Po solidnej musztrze pasożytów kuracją z kiszonej kapusty zmiana taktyki. Kuracja ta bowiem przećwiczyła nie na żarty również Almę. Sponiewierana biedaczka przez jeden dzień puszczała wodne i cytrynowe pawiany ... doraźnie nie pomógł także ajurwedyjski Shank Prakshalana ... aż w przebłysku rozsądku ugotowała jaglankę i powoli zaczęła odzyskiwać siły.
Zdezorientowany sytuacją robiłem co mogłem... ogrzewałem swym ciepłem jej zatrute ciałko całe czwartkowe popołudnie.
W piątek obudził nas skoro świt gwizd wiatru za oknem.. Kobieta Vata wstała jak nowo narodzona i postanowiła przechytrzyć leniwego listonosza...odebrała ziemię okrzemkową.
Na czczo ramię w łapę przypuściliśmy pierwszy atak ... doprowadzimy je do odwodnienia i poszatkujemy ich ciała i wy...dalimy.
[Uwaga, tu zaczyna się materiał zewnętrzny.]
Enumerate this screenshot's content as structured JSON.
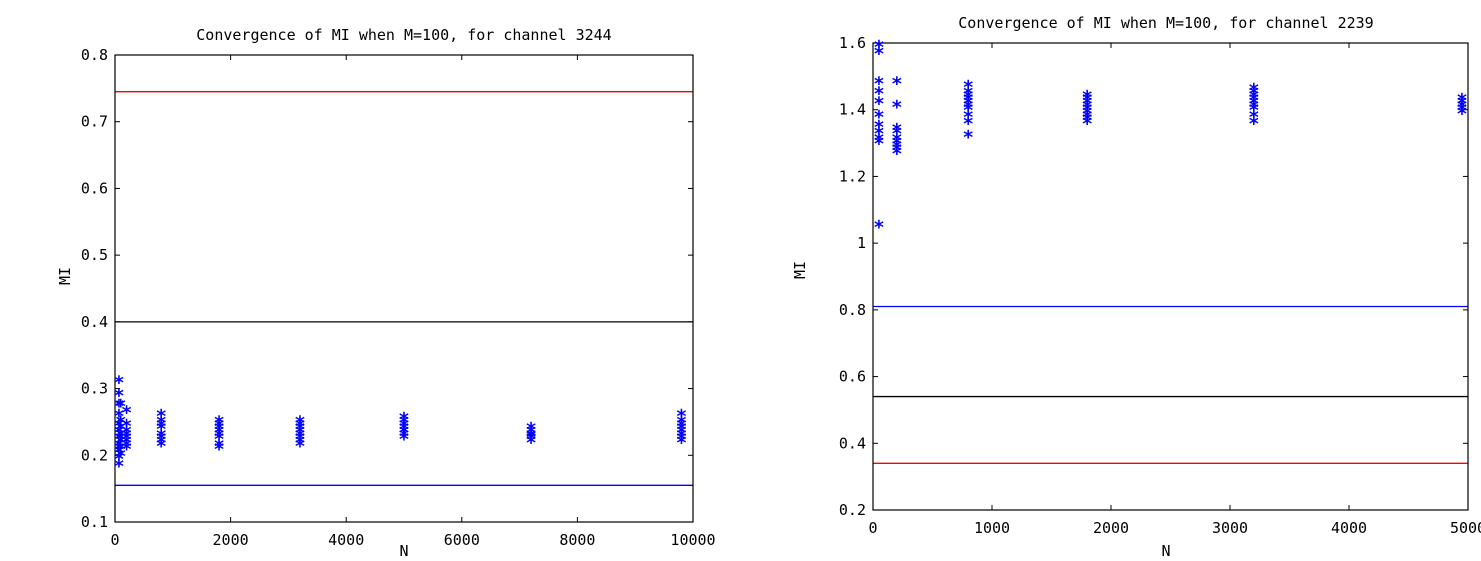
{
  "chart_data": [
    {
      "type": "scatter",
      "title": "Convergence of MI when M=100, for channel 3244",
      "xlabel": "N",
      "ylabel": "MI",
      "xlim": [
        0,
        10000
      ],
      "ylim": [
        0.1,
        0.8
      ],
      "xticks": [
        "0",
        "2000",
        "4000",
        "6000",
        "8000",
        "10000"
      ],
      "yticks": [
        "0.1",
        "0.2",
        "0.3",
        "0.4",
        "0.5",
        "0.6",
        "0.7",
        "0.8"
      ],
      "grid": false,
      "marker": "*",
      "marker_color": "#0000ff",
      "hlines": [
        {
          "y": 0.745,
          "color": "#ff0000"
        },
        {
          "y": 0.4,
          "color": "#000000"
        },
        {
          "y": 0.155,
          "color": "#0000ff"
        }
      ],
      "points": {
        "x": [
          50,
          50,
          50,
          50,
          50,
          50,
          50,
          50,
          50,
          50,
          50,
          50,
          100,
          100,
          100,
          100,
          100,
          100,
          100,
          100,
          200,
          200,
          200,
          200,
          200,
          200,
          200,
          200,
          800,
          800,
          800,
          800,
          800,
          800,
          800,
          800,
          1800,
          1800,
          1800,
          1800,
          1800,
          1800,
          1800,
          1800,
          3200,
          3200,
          3200,
          3200,
          3200,
          3200,
          3200,
          3200,
          5000,
          5000,
          5000,
          5000,
          5000,
          5000,
          5000,
          5000,
          7200,
          7200,
          7200,
          7200,
          7200,
          7200,
          9800,
          9800,
          9800,
          9800,
          9800,
          9800,
          9800,
          9800
        ],
        "y": [
          0.31,
          0.29,
          0.275,
          0.26,
          0.245,
          0.235,
          0.225,
          0.215,
          0.21,
          0.205,
          0.195,
          0.185,
          0.275,
          0.25,
          0.24,
          0.23,
          0.225,
          0.22,
          0.21,
          0.2,
          0.265,
          0.245,
          0.235,
          0.23,
          0.225,
          0.22,
          0.215,
          0.21,
          0.26,
          0.25,
          0.245,
          0.24,
          0.23,
          0.225,
          0.22,
          0.215,
          0.25,
          0.245,
          0.24,
          0.235,
          0.23,
          0.225,
          0.215,
          0.21,
          0.25,
          0.245,
          0.24,
          0.235,
          0.23,
          0.225,
          0.22,
          0.215,
          0.255,
          0.25,
          0.245,
          0.24,
          0.235,
          0.23,
          0.225,
          0.235,
          0.24,
          0.235,
          0.23,
          0.225,
          0.22,
          0.228,
          0.26,
          0.25,
          0.245,
          0.24,
          0.235,
          0.23,
          0.225,
          0.22
        ]
      }
    },
    {
      "type": "scatter",
      "title": "Convergence of MI when M=100, for channel 2239",
      "xlabel": "N",
      "ylabel": "MI",
      "xlim": [
        0,
        5000
      ],
      "ylim": [
        0.2,
        1.6
      ],
      "xticks": [
        "0",
        "1000",
        "2000",
        "3000",
        "4000",
        "5000"
      ],
      "yticks": [
        "0.2",
        "0.4",
        "0.6",
        "0.8",
        "1",
        "1.2",
        "1.4",
        "1.6"
      ],
      "grid": false,
      "marker": "*",
      "marker_color": "#0000ff",
      "hlines": [
        {
          "y": 0.81,
          "color": "#0000ff"
        },
        {
          "y": 0.54,
          "color": "#000000"
        },
        {
          "y": 0.34,
          "color": "#ff0000"
        }
      ],
      "points": {
        "x": [
          50,
          50,
          50,
          50,
          50,
          50,
          50,
          50,
          50,
          50,
          50,
          200,
          200,
          200,
          200,
          200,
          200,
          200,
          200,
          200,
          800,
          800,
          800,
          800,
          800,
          800,
          800,
          800,
          800,
          800,
          1800,
          1800,
          1800,
          1800,
          1800,
          1800,
          1800,
          1800,
          1800,
          3200,
          3200,
          3200,
          3200,
          3200,
          3200,
          3200,
          3200,
          3200,
          4970,
          4970,
          4970,
          4970,
          4970
        ],
        "y": [
          1.59,
          1.57,
          1.48,
          1.45,
          1.42,
          1.38,
          1.35,
          1.33,
          1.31,
          1.3,
          1.05,
          1.48,
          1.41,
          1.34,
          1.33,
          1.31,
          1.3,
          1.29,
          1.28,
          1.27,
          1.47,
          1.45,
          1.44,
          1.43,
          1.42,
          1.41,
          1.4,
          1.38,
          1.36,
          1.32,
          1.44,
          1.43,
          1.42,
          1.41,
          1.4,
          1.39,
          1.38,
          1.37,
          1.36,
          1.46,
          1.45,
          1.44,
          1.43,
          1.42,
          1.41,
          1.4,
          1.38,
          1.36,
          1.43,
          1.42,
          1.41,
          1.4,
          1.39
        ]
      }
    }
  ]
}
Oczywiście nadal będziemy zmieniać im otoczenie i karmić je tym czego nie lubią.
Okrutna Alma zasypała okrzemkami również dywany i zamknęła mnie na chwilę w sypialni...rzekomo by chronić moje oczy. Głośno protestowałem, gdy usłyszałem, że naciera na wroga z odkurzaczem.
Na razie mamy się dobrze.
Pepe
Ps. Alma piołunu i soku z cytryny się nie tknę.